A developer looking to build on the site

A developer looking to build on the site of Lindenhurst's oldest industrial building says he won't be able to salvage the structure. Photo Credit: Steve Pfost

A developer looking to build on the site of Lindenhurst’s oldest industrial building won’t be able to salvage the 1895 structure, a decision that’s left local historians mourning the loss of the last piece of the village’s industrial past.

Tritec Real Estate of East Setauket has proposed building 260 multifamily rental units on the site of what is currently Lakeville Kitchen and Bath on East Hoffman Avenue, across from the Long Island Rail Road station. The building began as the Vulcanite Manufacturing Co., which produced buttons, costume jewelry and small metal items.

“We try to incorporate historic elements of the communities into the design of the building and when possible we do try to save the buildings,” said Tritec co-owner Bob Coughlan, pointing to a 100-year-old building saved in the company’s Patchogue development. “In this particular case [the Vulcanite building], unfortunately, the condition of the building and some of the remediation that needs to go on precludes us from keeping the building.”

Declining to detail the work required, Coughlan said the building needs to be remediated because of the presence of certain “older” materials, including asbestos.

The Vulcanite building is the last vestige of Lindenhurst’s manufacturing heyday, historians say, harking back to a time when the village was a hub of factories.

“It’s the only building remaining that symbolizes our industrial past,” said Anna Jaeger, village historian.

Jaeger and others had lobbied village officials to preserve the facade of the building and incorporate its arched windows into the new design.

Coughlan said his company is going to use a large steel door from the basement of the building and turn it into an art piece in the new development’s lobby. He said the developer also will incorporate archways similar to the existing building’s arches going into a courtyard in the middle of the building.

“We’re trying to acknowledge history through the design process,” he said.

Historians weren’t appeased.

“It’s unacceptable,” Marianne Guglieri, president of the village’s historical society, said of the building’s loss, adding it could have served as a visual history lesson for village youth.

“It seems like every historic building in the village has been taken down with a wrecking ball,” Jaeger said.

Coughlan said his company would be happy to meet with the historians and share with them any salvageable parts of the building.
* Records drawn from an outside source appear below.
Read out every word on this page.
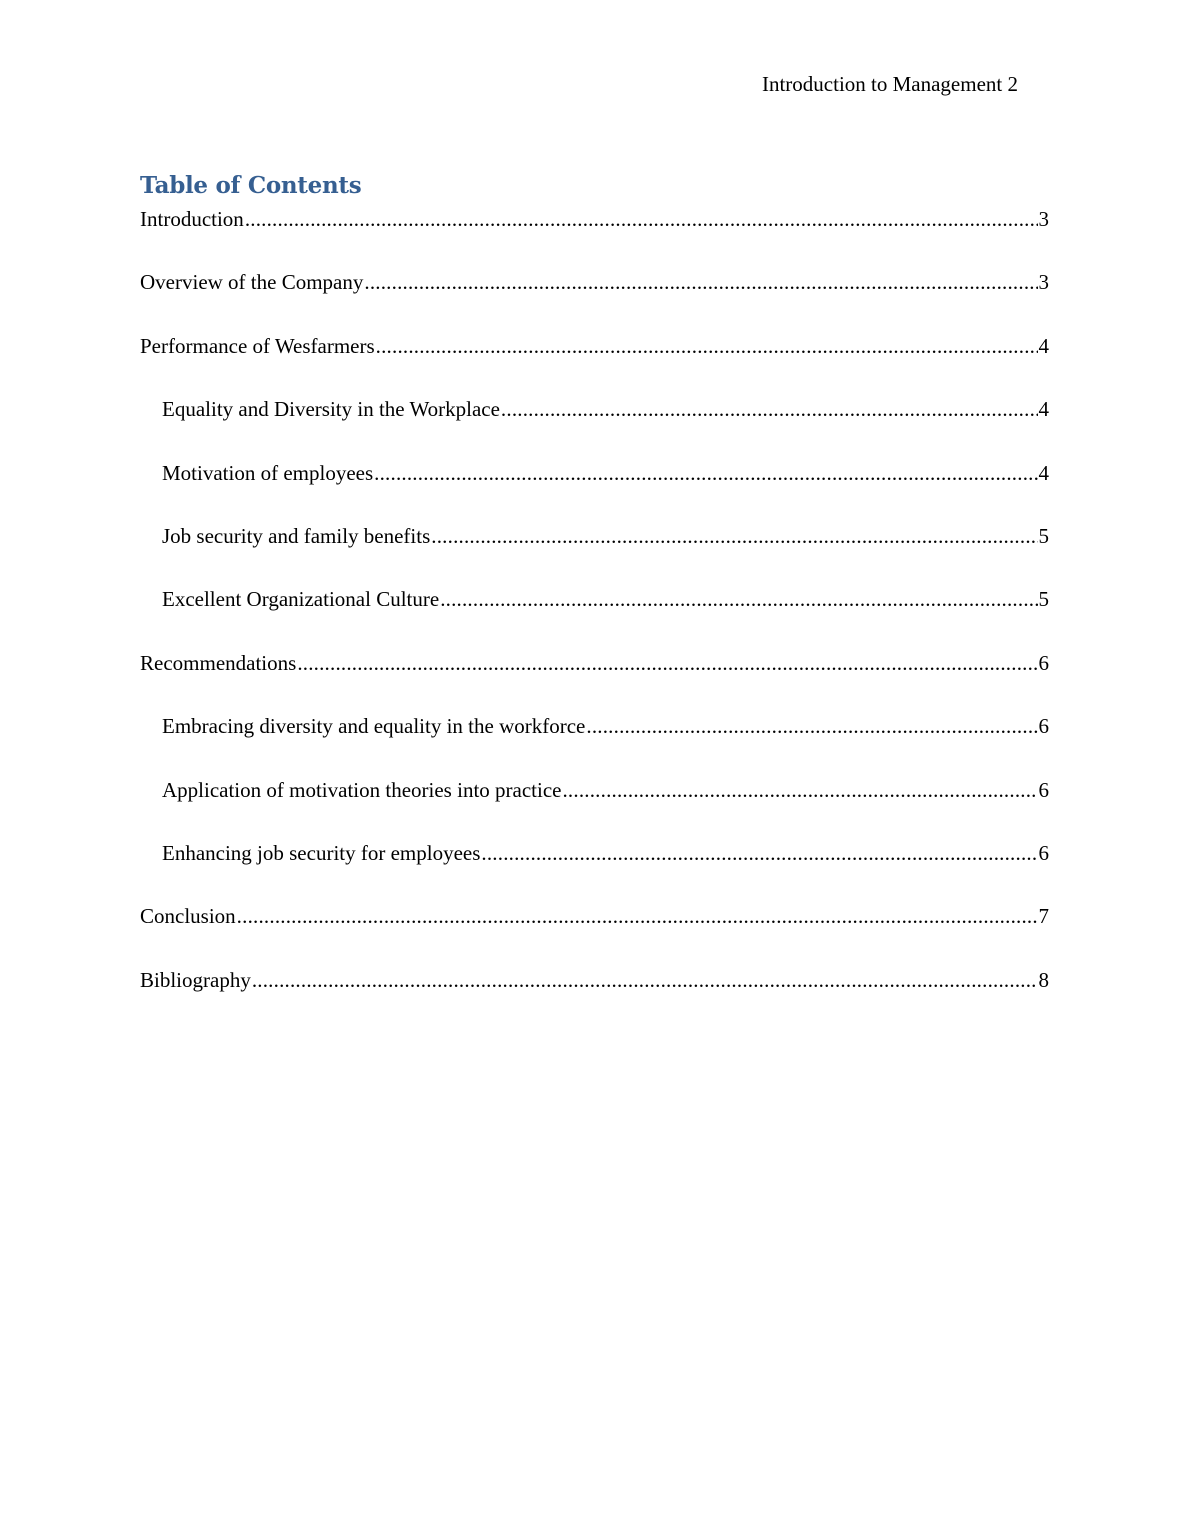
Introduction to Management 2
Table of Contents
Introduction .....	3
Overview of the Company .....	3
Performance of Wesfarmers .....	4
Equality and Diversity in the Workplace .....	4
Motivation of employees .....	4
Job security and family benefits .....	5
Excellent Organizational Culture .....	5
Recommendations .....	6
Embracing diversity and equality in the workforce .....	6
Application of motivation theories into practice .....	6
Enhancing job security for employees .....	6
Conclusion .....	7
Bibliography .....	8
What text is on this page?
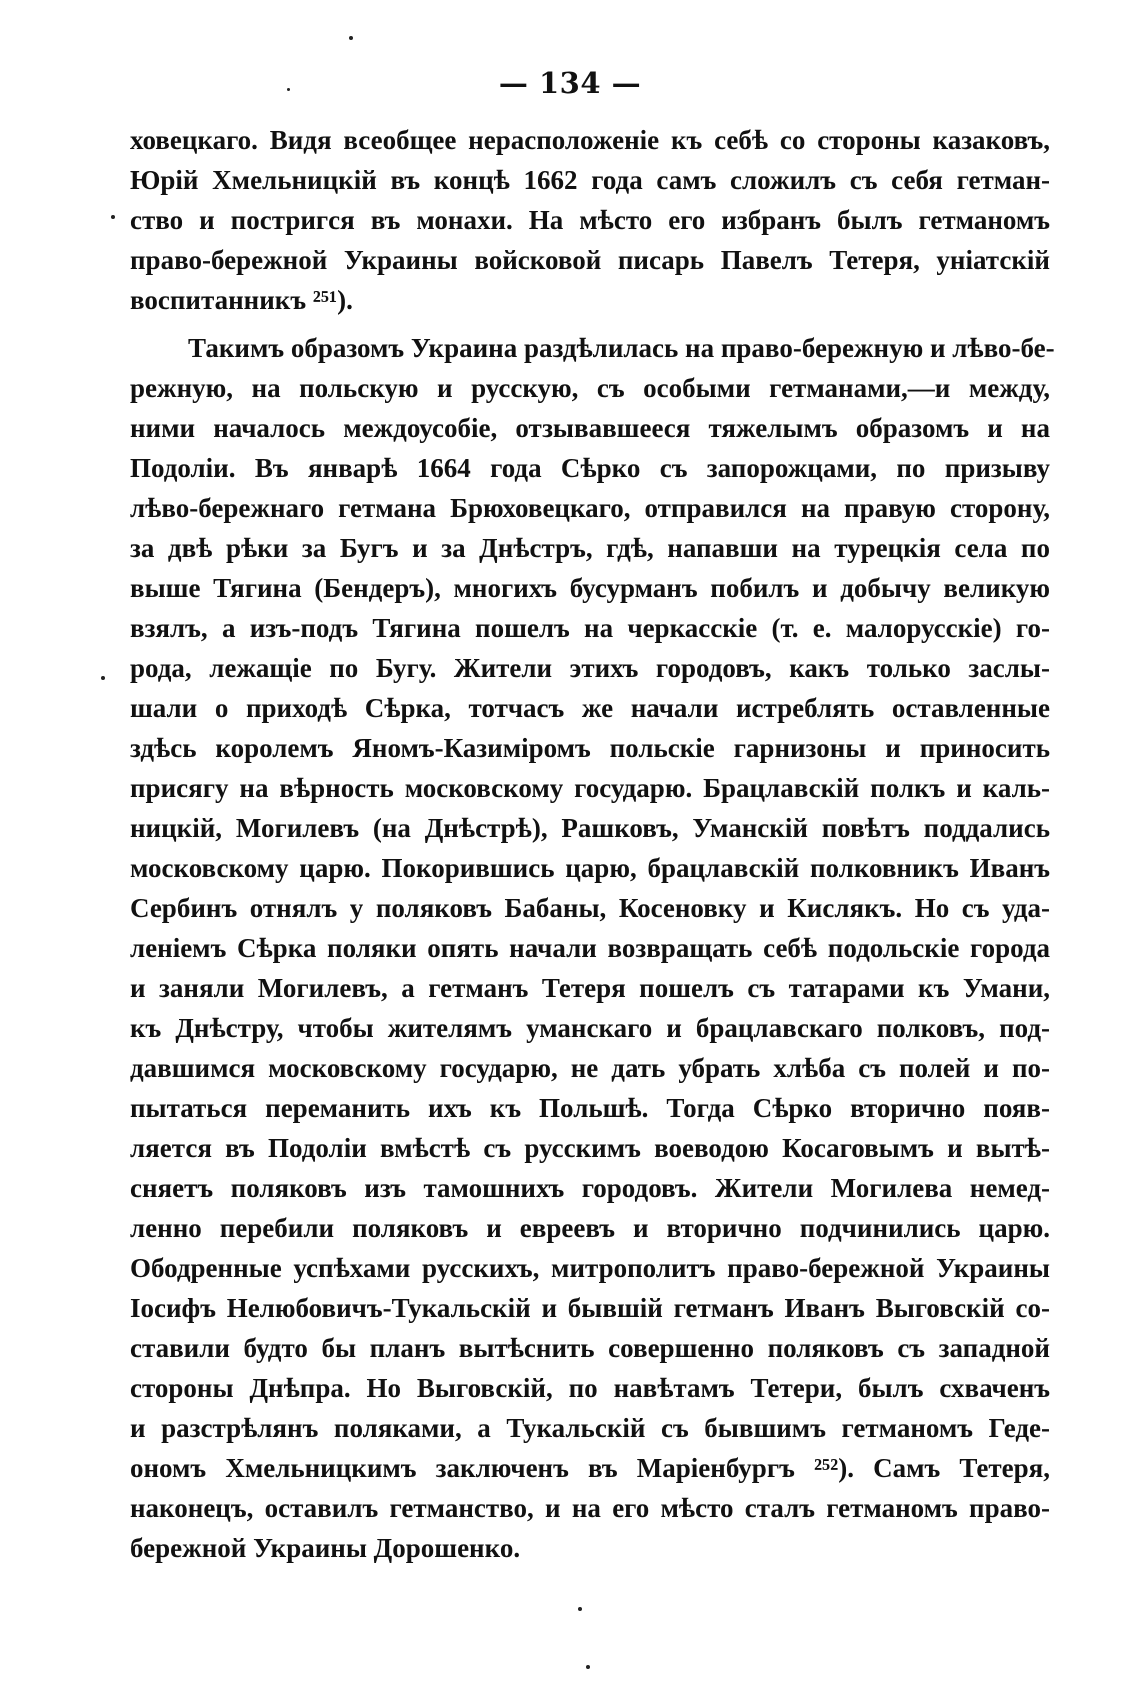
— 134 —
ховецкаго. Видя всеобщее нерасположеніе къ себѣ со стороны казаковъ,
Юрій Хмельницкій въ концѣ 1662 года самъ сложилъ съ себя гетман-
ство и постригся въ монахи. На мѣсто его избранъ былъ гетманомъ
право-бережной Украины войсковой писарь Павелъ Тетеря, уніатскій
воспитанникъ ²⁵¹).
Такимъ образомъ Украина раздѣлилась на право-бережную и лѣво-бе-
режную, на польскую и русскую, съ особыми гетманами,—и между,
ними началось междоусобіе, отзывавшееся тяжелымъ образомъ и на
Подоліи. Въ январѣ 1664 года Сѣрко съ запорожцами, по призыву
лѣво-бережнаго гетмана Брюховецкаго, отправился на правую сторону,
за двѣ рѣки за Бугъ и за Днѣстръ, гдѣ, напавши на турецкія села по
выше Тягина (Бендеръ), многихъ бусурманъ побилъ и добычу великую
взялъ, а изъ-подъ Тягина пошелъ на черкасскіе (т. е. малорусскіе) го-
рода, лежащіе по Бугу. Жители этихъ городовъ, какъ только заслы-
шали о приходѣ Сѣрка, тотчасъ же начали истреблять оставленные
здѣсь королемъ Яномъ-Казиміромъ польскіе гарнизоны и приносить
присягу на вѣрность московскому государю. Брацлавскій полкъ и каль-
ницкій, Могилевъ (на Днѣстрѣ), Рашковъ, Уманскій повѣтъ поддались
московскому царю. Покорившись царю, брацлавскій полковникъ Иванъ
Сербинъ отнялъ у поляковъ Бабаны, Косеновку и Кислякъ. Но съ уда-
леніемъ Сѣрка поляки опять начали возвращать себѣ подольскіе города
и заняли Могилевъ, а гетманъ Тетеря пошелъ съ татарами къ Умани,
къ Днѣстру, чтобы жителямъ уманскаго и брацлавскаго полковъ, под-
давшимся московскому государю, не дать убрать хлѣба съ полей и по-
пытаться переманить ихъ къ Польшѣ. Тогда Сѣрко вторично появ-
ляется въ Подоліи вмѣстѣ съ русскимъ воеводою Косаговымъ и вытѣ-
сняетъ поляковъ изъ тамошнихъ городовъ. Жители Могилева немед-
ленно перебили поляковъ и евреевъ и вторично подчинились царю.
Ободренные успѣхами русскихъ, митрополитъ право-бережной Украины
Іосифъ Нелюбовичъ-Тукальскій и бывшій гетманъ Иванъ Выговскій со-
ставили будто бы планъ вытѣснить совершенно поляковъ съ западной
стороны Днѣпра. Но Выговскій, по навѣтамъ Тетери, былъ схваченъ
и разстрѣлянъ поляками, а Тукальскій съ бывшимъ гетманомъ Геде-
ономъ Хмельницкимъ заключенъ въ Маріенбургъ ²⁵²). Самъ Тетеря,
наконецъ, оставилъ гетманство, и на его мѣсто сталъ гетманомъ право-
бережной Украины Дорошенко.
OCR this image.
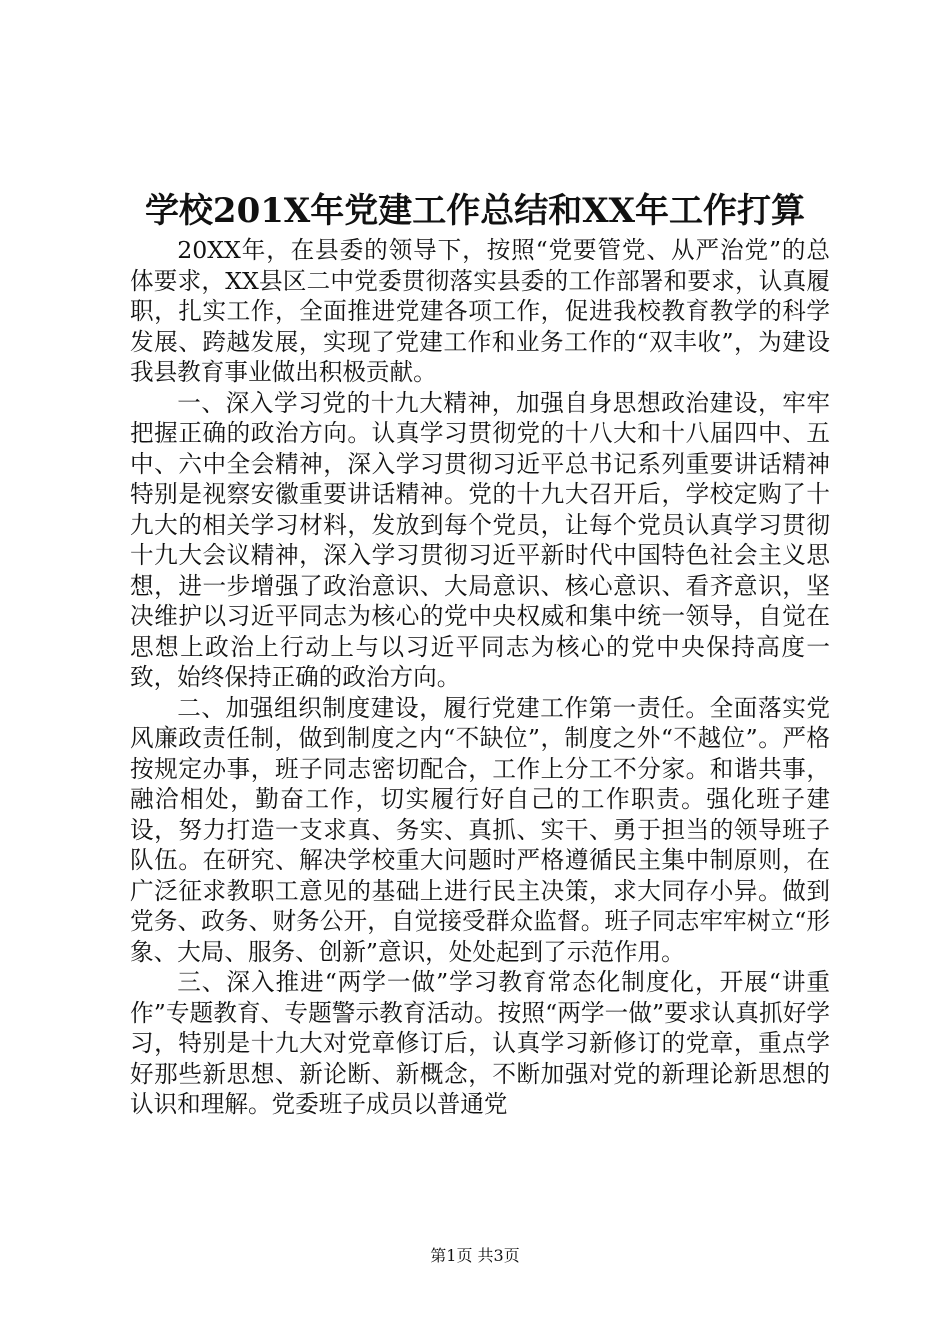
学校201X年党建工作总结和XX年工作打算

20XX年，在县委的领导下，按照“党要管党、从严治党”的总体要求，XX县区二中党委贯彻落实县委的工作部署和要求，认真履职，扎实工作，全面推进党建各项工作，促进我校教育教学的科学发展、跨越发展，实现了党建工作和业务工作的“双丰收”，为建设我县教育事业做出积极贡献。

一、深入学习党的十九大精神，加强自身思想政治建设，牢牢把握正确的政治方向。认真学习贯彻党的十八大和十八届四中、五中、六中全会精神，深入学习贯彻习近平总书记系列重要讲话精神特别是视察安徽重要讲话精神。党的十九大召开后，学校定购了十九大的相关学习材料，发放到每个党员，让每个党员认真学习贯彻十九大会议精神，深入学习贯彻习近平新时代中国特色社会主义思想，进一步增强了政治意识、大局意识、核心意识、看齐意识，坚决维护以习近平同志为核心的党中央权威和集中统一领导，自觉在思想上政治上行动上与以习近平同志为核心的党中央保持高度一致，始终保持正确的政治方向。

二、加强组织制度建设，履行党建工作第一责任。全面落实党风廉政责任制，做到制度之内“不缺位”，制度之外“不越位”。严格按规定办事，班子同志密切配合，工作上分工不分家。和谐共事，融洽相处，勤奋工作，切实履行好自己的工作职责。强化班子建设，努力打造一支求真、务实、真抓、实干、勇于担当的领导班子队伍。在研究、解决学校重大问题时严格遵循民主集中制原则，在广泛征求教职工意见的基础上进行民主决策，求大同存小异。做到党务、政务、财务公开，自觉接受群众监督。班子同志牢牢树立“形象、大局、服务、创新”意识，处处起到了示范作用。

三、深入推进“两学一做”学习教育常态化制度化，开展“讲重作”专题教育、专题警示教育活动。按照“两学一做”要求认真抓好学习，特别是十九大对党章修订后，认真学习新修订的党章，重点学好那些新思想、新论断、新概念，不断加强对党的新理论新思想的认识和理解。党委班子成员以普通党

第1页 共3页
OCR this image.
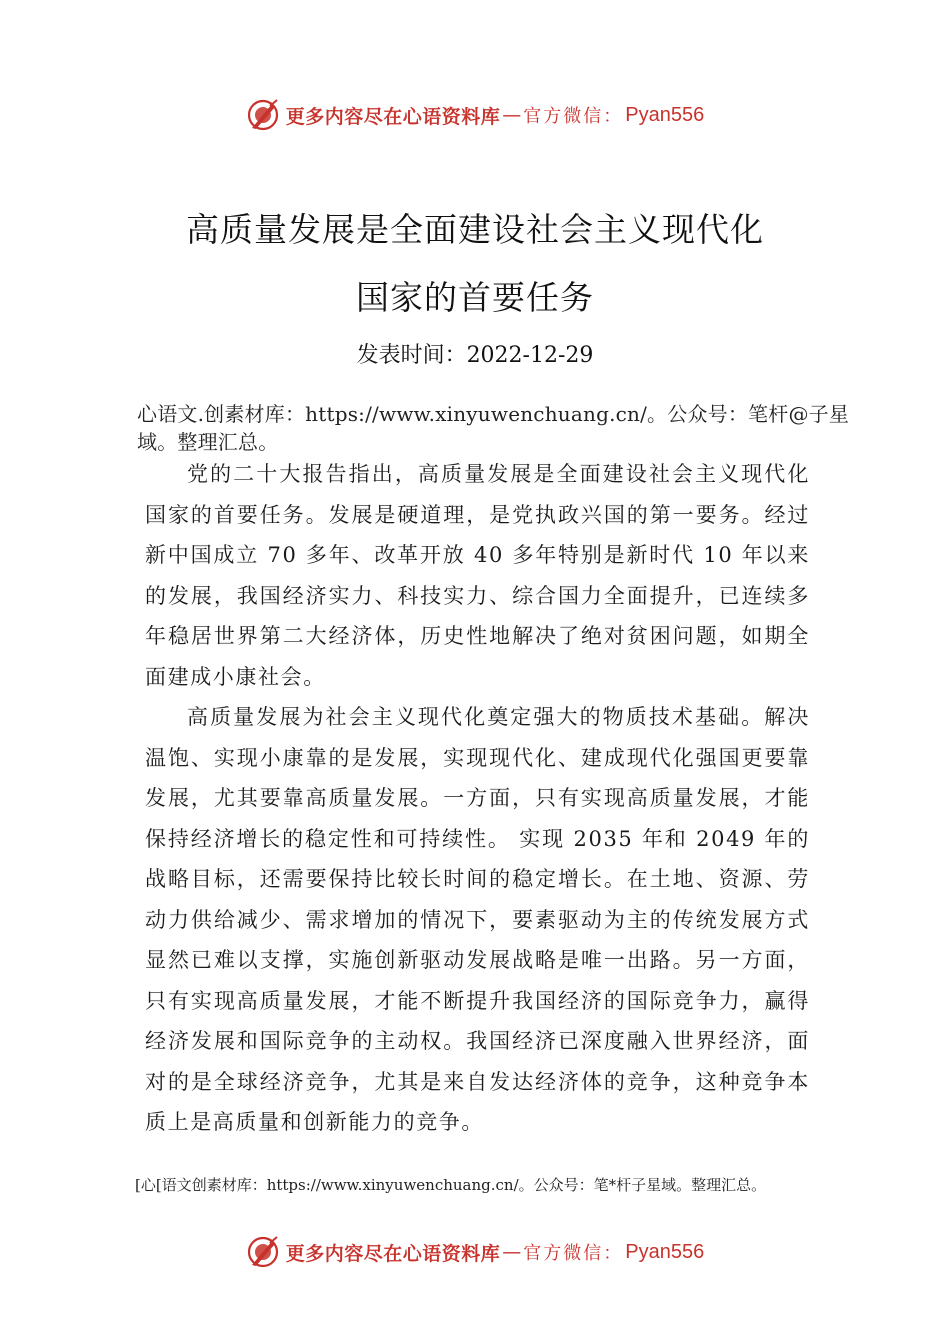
更多内容尽在心语资料库 — 官方微信： Pyan556
高质量发展是全面建设社会主义现代化
国家的首要任务
发表时间：2022-12-29
心语文.创素材库：https://www.xinyuwenchuang.cn/。公众号：笔杆@子星域。整理汇总。

党的二十大报告指出，高质量发展是全面建设社会主义现代化国家的首要任务。发展是硬道理，是党执政兴国的第一要务。经过新中国成立 70 多年、改革开放 40 多年特别是新时代 10 年以来的发展，我国经济实力、科技实力、综合国力全面提升，已连续多年稳居世界第二大经济体，历史性地解决了绝对贫困问题，如期全面建成小康社会。

高质量发展为社会主义现代化奠定强大的物质技术基础。解决温饱、实现小康靠的是发展，实现现代化、建成现代化强国更要靠发展，尤其要靠高质量发展。一方面，只有实现高质量发展，才能保持经济增长的稳定性和可持续性。 实现 2035 年和 2049 年的战略目标，还需要保持比较长时间的稳定增长。在土地、资源、劳动力供给减少、需求增加的情况下，要素驱动为主的传统发展方式显然已难以支撑，实施创新驱动发展战略是唯一出路。另一方面，只有实现高质量发展，才能不断提升我国经济的国际竞争力，赢得经济发展和国际竞争的主动权。我国经济已深度融入世界经济，面对的是全球经济竞争，尤其是来自发达经济体的竞争，这种竞争本质上是高质量和创新能力的竞争。

[心[语文创素材库：https://www.xinyuwenchuang.cn/。公众号：笔*杆子星域。整理汇总。
更多内容尽在心语资料库 — 官方微信： Pyan556
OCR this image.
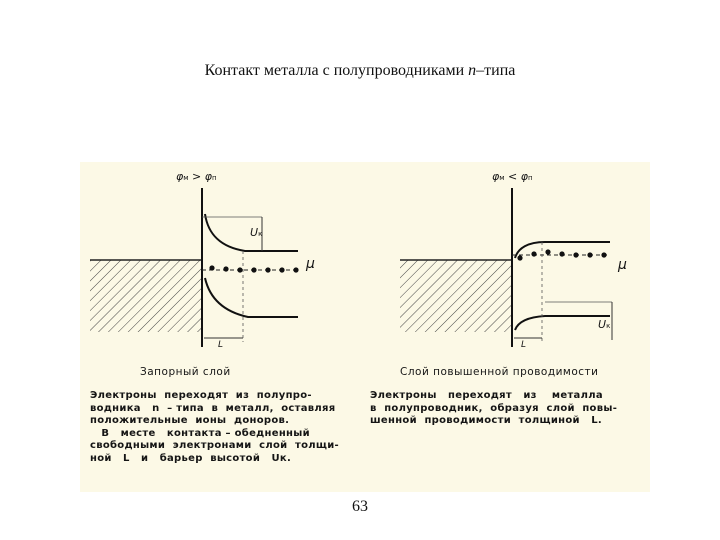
Контакт металла с полупроводниками n–типа
φм > φп
Uк
μ
L
Запорный слой
Электроны  переходят  из  полупро-
водника   n  – типа  в  металл,  оставляя
положительные  ионы  доноров.
В   месте   контакта – обедненный
свободными  электронами  слой  толщи-
ной   L   и   барьер  высотой   Uк.
φм < φп
μ
Uк
L
Слой повышенной проводимости
Электроны   переходят   из    металла
в  полупроводник,  образуя  слой  повы-
шенной  проводимости  толщиной   L.
63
Guglieri said her organization will push for the village to form an advisory board for the project “to make sure something of that old building is preserved.”

The redevelopment consists of three- and four-floor buildings, with units ranging from studios to three-bedrooms, as well as a fitness facility, pool, lounges and outside barbecue areas.

The company has not yet applied to the village to build the development pending the creation of a Downtown Redevelopment District “floating zone,” which would allow for nonsenior, multiresidence zoning. Lindenhurst officials are exploring the language of the new zoning code, but Coughlan said he hopes it will be completed within the next few months and, pending village board approvals, to start construction in 2018.

Vulcanite Manufacturing Co.

  • Employed more than 100 men and women at a time when the village’s population was only 3,000 people.
  • Received the first telephone in the community, in 1895. It was used to relay the local results of the 1896 election to the outside world.
  • Reminded residents of the time three times daily with a distinctive whistle that rang out at 7:10 a.m. for the beginning of the workday, 1:10 p.m. for the continuation of work following lunch, and 6:10 p.m. to mark the end of the work day.